Produits pétroliers: risque de pénurie dès ce jeudi

Station service Petro Gabon © Gabon Actu

En préavis de  grève du 12 au 19 avril dernier, les transporteurs des produits pétroliers ont accepté de le proroger jusqu’au jeudi 26 avril 2018, au terme d’une réunion tenue à la Direction générale des hydrocarbures le mercredi 18 avril. Passé ce délai, si leurs revendications ne sont pas satisfaites, ils se réservent le droit d’arrêter tout approvisionnement des points de vente. Ce qui occasionnerait une pénurie dès jeudi qui serait préjudiciable aux ménages, aux entreprises et à l’administration.

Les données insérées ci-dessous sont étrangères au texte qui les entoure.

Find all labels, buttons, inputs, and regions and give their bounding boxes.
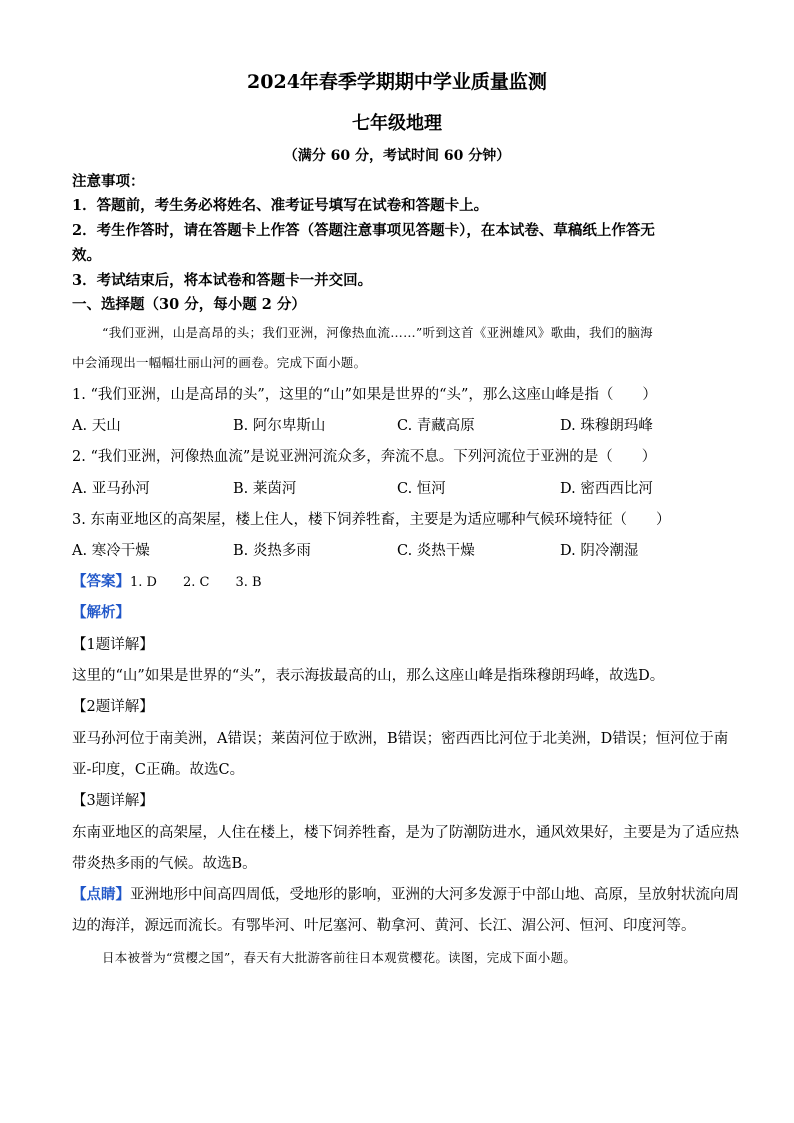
question-1-option-c: C. 青藏高原 xyxy=(397,418,475,434)
answer-values: 1. D 2. C 3. B xyxy=(130,575,262,590)
notice-item-3: 3．考试结束后，将本试卷和答题卡一并交回。 xyxy=(72,272,373,289)
question-2-stem: 2. “我们亚洲，河像热血流”是说亚洲河流众多，奔流不息。下列河流位于亚洲的是（ ） xyxy=(72,449,657,465)
tip-text-line1: 亚洲地形中间高四周低，受地形的影响，亚洲的大河多发源于中部山地、高原，呈放射状流向周 xyxy=(130,887,739,903)
q1-detail-text: 这里的“山”如果是世界的“头”，表示海拔最高的山，那么这座山峰是指珠穆朗玛峰，故选D。 xyxy=(72,668,665,684)
notice-item-2-line1: 2．考生作答时，请在答题卡上作答（答题注意事项见答题卡），在本试卷、草稿纸上作答无 xyxy=(72,222,655,239)
notice-item-1: 1．答题前，考生务必将姓名、准考证号填写在试卷和答题卡上。 xyxy=(72,197,489,214)
question-1-option-a: A. 天山 xyxy=(72,418,121,434)
section1-heading: 一、选择题（30 分，每小题 2 分） xyxy=(72,296,306,313)
analysis-label: 【解析】 xyxy=(72,604,130,621)
notice-heading: 注意事项： xyxy=(72,173,145,190)
question-1-option-b: B. 阿尔卑斯山 xyxy=(233,418,326,434)
question-3-option-a: A. 寒冷干燥 xyxy=(72,543,150,559)
tip-label: 【点睛】 xyxy=(72,886,130,903)
exam-subject: 七年级地理 xyxy=(352,113,442,134)
answer-line xyxy=(72,572,262,593)
q3-detail-label: 【3题详解】 xyxy=(72,793,154,809)
question-3-option-c: C. 炎热干燥 xyxy=(397,543,475,559)
section1-intro-line1: “我们亚洲，山是高昂的头；我们亚洲，河像热血流……”听到这首《亚洲雄风》歌曲，我们的脑海 xyxy=(102,325,653,340)
q2-detail-label: 【2题详解】 xyxy=(72,699,154,715)
question-2-option-c: C. 恒河 xyxy=(397,481,446,497)
exam-title: 2024年春季学期期中学业质量监测 xyxy=(247,71,547,93)
next-group-intro: 日本被誉为“赏樱之国”，春天有大批游客前往日本观赏樱花。读图，完成下面小题。 xyxy=(102,950,577,965)
question-2-option-d: D. 密西西比河 xyxy=(560,481,653,497)
q1-detail-label: 【1题详解】 xyxy=(72,637,154,653)
notice-item-2-line2: 效。 xyxy=(72,247,101,264)
answer-label: 【答案】 xyxy=(72,573,130,590)
section1-intro-line2: 中会涌现出一幅幅壮丽山河的画卷。完成下面小题。 xyxy=(72,355,367,370)
question-3-option-d: D. 阴冷潮湿 xyxy=(560,543,639,559)
q2-detail-line2: 亚-印度，C正确。故选C。 xyxy=(72,762,245,778)
question-3-option-b: B. 炎热多雨 xyxy=(233,543,311,559)
tip-line2: 边的海洋，源远而流长。有鄂毕河、叶尼塞河、勒拿河、黄河、长江、湄公河、恒河、印度河等。 xyxy=(72,918,696,934)
q3-detail-line1: 东南亚地区的高架屋，人住在楼上，楼下饲养牲畜，是为了防潮防进水，通风效果好，主要是为了适应热 xyxy=(72,825,739,841)
question-2-option-a: A. 亚马孙河 xyxy=(72,481,150,497)
score-info: （满分 60 分，考试时间 60 分钟） xyxy=(283,148,511,164)
q2-detail-line1: 亚马孙河位于南美洲，A错误；莱茵河位于欧洲，B错误；密西西比河位于北美洲，D错误；恒河位于南 xyxy=(72,731,729,747)
q3-detail-line2: 带炎热多雨的气候。故选B。 xyxy=(72,856,257,872)
tip-line1 xyxy=(72,885,739,905)
question-1-option-d: D. 珠穆朗玛峰 xyxy=(560,418,653,434)
question-1-stem: 1. “我们亚洲，山是高昂的头”，这里的“山”如果是世界的“头”，那么这座山峰是指（ ） xyxy=(72,387,657,403)
question-3-stem: 3. 东南亚地区的高架屋，楼上住人，楼下饲养牲畜，主要是为适应哪种气候环境特征（ ） xyxy=(72,512,671,528)
question-2-option-b: B. 莱茵河 xyxy=(233,481,297,497)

Les transporteurs des produits pétroliers ont entamé le mercredi 18 avril dernier, des négociations avec la direction générale des hydrocarbures, à la suite d’un préavis de grève qu’ils avaient déposé et qui courrait  du 12 au 19 avril. Leurs revendications qui portaient essentiellement sur le tarif des autorisations techniques délivrées par la direction générale des hydrocarbures (DGH); la revalorisation de la marge des transporteurs bloquée depuis près de dix ans déjà et, enfin, le carburant détaxé.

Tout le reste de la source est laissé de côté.